While pollution isn’t at “the top of the list” for most people understandably focused on paying bills and feeding their kids, Guzman points out how “exposure to toxics leads to chronic health effects which come up later in life.” And it’s the families that end up footing the bills for these pollution-related health problems.

In April 2012, Beyond Toxics took two busloads of people, including Eugene Mayor Kitty Piercy, employees of the Environmental Protection Agency and Department of Environmental Quality, journalists, students and concerned citizens on a guided tour through West Eugene. The bus stopped at “significant industrial sources,” including the operating Seneca Sawmill biomass incinerator, with Arkin listing off the chemicals released from each of the facilities.

“Just because an industry has a permit that doesn’t mean they’re not polluting,” Arkin reminded the passengers. 3,313,000 pounds of air toxics—96% of all air toxics in Eugene—were released in the zip code, according to Arkin, citing “disproportionate impacts” on the West Eugene community.

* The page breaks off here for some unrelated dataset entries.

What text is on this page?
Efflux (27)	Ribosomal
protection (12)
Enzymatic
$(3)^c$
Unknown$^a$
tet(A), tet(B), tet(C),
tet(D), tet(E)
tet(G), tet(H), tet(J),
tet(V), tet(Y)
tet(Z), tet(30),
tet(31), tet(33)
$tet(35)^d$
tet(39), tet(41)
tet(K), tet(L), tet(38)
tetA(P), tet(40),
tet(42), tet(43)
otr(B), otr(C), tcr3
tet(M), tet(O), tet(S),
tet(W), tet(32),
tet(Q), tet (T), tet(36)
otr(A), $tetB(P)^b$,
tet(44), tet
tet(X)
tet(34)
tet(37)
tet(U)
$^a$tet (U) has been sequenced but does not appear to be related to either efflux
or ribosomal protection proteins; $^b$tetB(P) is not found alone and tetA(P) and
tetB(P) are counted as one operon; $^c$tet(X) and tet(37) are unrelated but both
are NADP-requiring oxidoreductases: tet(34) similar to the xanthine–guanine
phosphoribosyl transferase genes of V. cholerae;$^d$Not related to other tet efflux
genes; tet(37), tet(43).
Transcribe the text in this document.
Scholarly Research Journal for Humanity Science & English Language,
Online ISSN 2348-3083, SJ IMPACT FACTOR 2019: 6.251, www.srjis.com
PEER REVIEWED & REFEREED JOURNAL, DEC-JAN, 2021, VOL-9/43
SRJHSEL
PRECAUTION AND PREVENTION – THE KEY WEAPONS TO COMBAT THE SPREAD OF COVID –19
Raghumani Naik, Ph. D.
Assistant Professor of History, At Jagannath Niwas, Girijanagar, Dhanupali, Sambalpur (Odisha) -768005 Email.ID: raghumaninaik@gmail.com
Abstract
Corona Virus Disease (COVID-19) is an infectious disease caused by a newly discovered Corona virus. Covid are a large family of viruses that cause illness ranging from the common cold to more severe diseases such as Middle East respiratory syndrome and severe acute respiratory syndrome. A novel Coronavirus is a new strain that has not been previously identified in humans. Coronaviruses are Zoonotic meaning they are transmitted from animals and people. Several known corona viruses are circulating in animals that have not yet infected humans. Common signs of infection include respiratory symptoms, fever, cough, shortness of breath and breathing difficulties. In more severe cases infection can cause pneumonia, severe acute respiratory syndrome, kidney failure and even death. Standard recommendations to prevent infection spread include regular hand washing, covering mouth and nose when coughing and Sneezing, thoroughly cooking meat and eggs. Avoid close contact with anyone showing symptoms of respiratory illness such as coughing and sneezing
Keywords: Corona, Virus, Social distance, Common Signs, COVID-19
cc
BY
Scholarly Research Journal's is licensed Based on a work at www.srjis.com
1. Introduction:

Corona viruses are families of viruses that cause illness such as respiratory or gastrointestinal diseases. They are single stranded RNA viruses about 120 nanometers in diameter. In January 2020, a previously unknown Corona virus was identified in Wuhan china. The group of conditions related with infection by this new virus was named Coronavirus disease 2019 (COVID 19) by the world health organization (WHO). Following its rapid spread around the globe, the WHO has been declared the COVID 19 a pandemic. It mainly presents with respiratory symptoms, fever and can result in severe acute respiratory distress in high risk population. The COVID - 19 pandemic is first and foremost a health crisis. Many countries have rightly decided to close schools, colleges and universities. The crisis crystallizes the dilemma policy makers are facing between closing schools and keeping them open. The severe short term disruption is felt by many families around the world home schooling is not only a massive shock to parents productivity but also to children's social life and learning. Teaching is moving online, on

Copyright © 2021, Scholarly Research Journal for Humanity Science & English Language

Other stops featured residents talking about their troubling experiences with their industrial neighbors. Arcenia, a West Eugene resident of ten years, told how her child has suffered from asthma since birth and how she can’t open the windows some days. Another local, Josefina, said “sometimes we’d like to go for a walk with our families, but we can’t because the stink is just so bad.” When Marina moved to the neighborhood two years prior, on the very first day her thirteen year old daughter felt “nauseous and dizzy,” which she links to local air pollution. 

While the Seneca Sawmill biomass facility fired up in 2011—only to promptly fail its first air pollution test—the biomass resistance in Eugene isn’t over.  

Beyond Toxics is working on a GIS system to plot locations to conduct their own testing of Seneca’s incinerator emissions. The organization is also teaming up with Oregon State University on a pilot project to distribute a bracelet which can be worn by neighborhood residents to measure levels of exposure to toxic air pollution. The hope is that the data gleaned from these studies can be used to make the case against the construction of new biomass incinerators elsewhere.

Extending beyond the biomass issue, the community organizing efforts have created a “broader discourse under the framework of environmental justice,” said Guzman. “How can communities in the future be a part of the decision making process?” Beyond Toxics continues to work with residents to ensure that West Eugene’s industrial corridor doesn’t keep recruiting the same sort of polluting industries that have been setting shop over the decades.

The environmental justice spotlight has already helped spur the cleanup of a pond where toxic creosote logs had been dumped by Pacific Railway years before, as well as move a proposed housing development to a site further from sources of local pollution. Other ripples include increased discourse on the access to health care in the neighborhood and the creation of community gardens.

“We are the guinea pigs,” said Guzman, “in terms of being small enough to make a change and big enough to make an impact,” not just in Oregon but the rest of the nation, and possibly the world.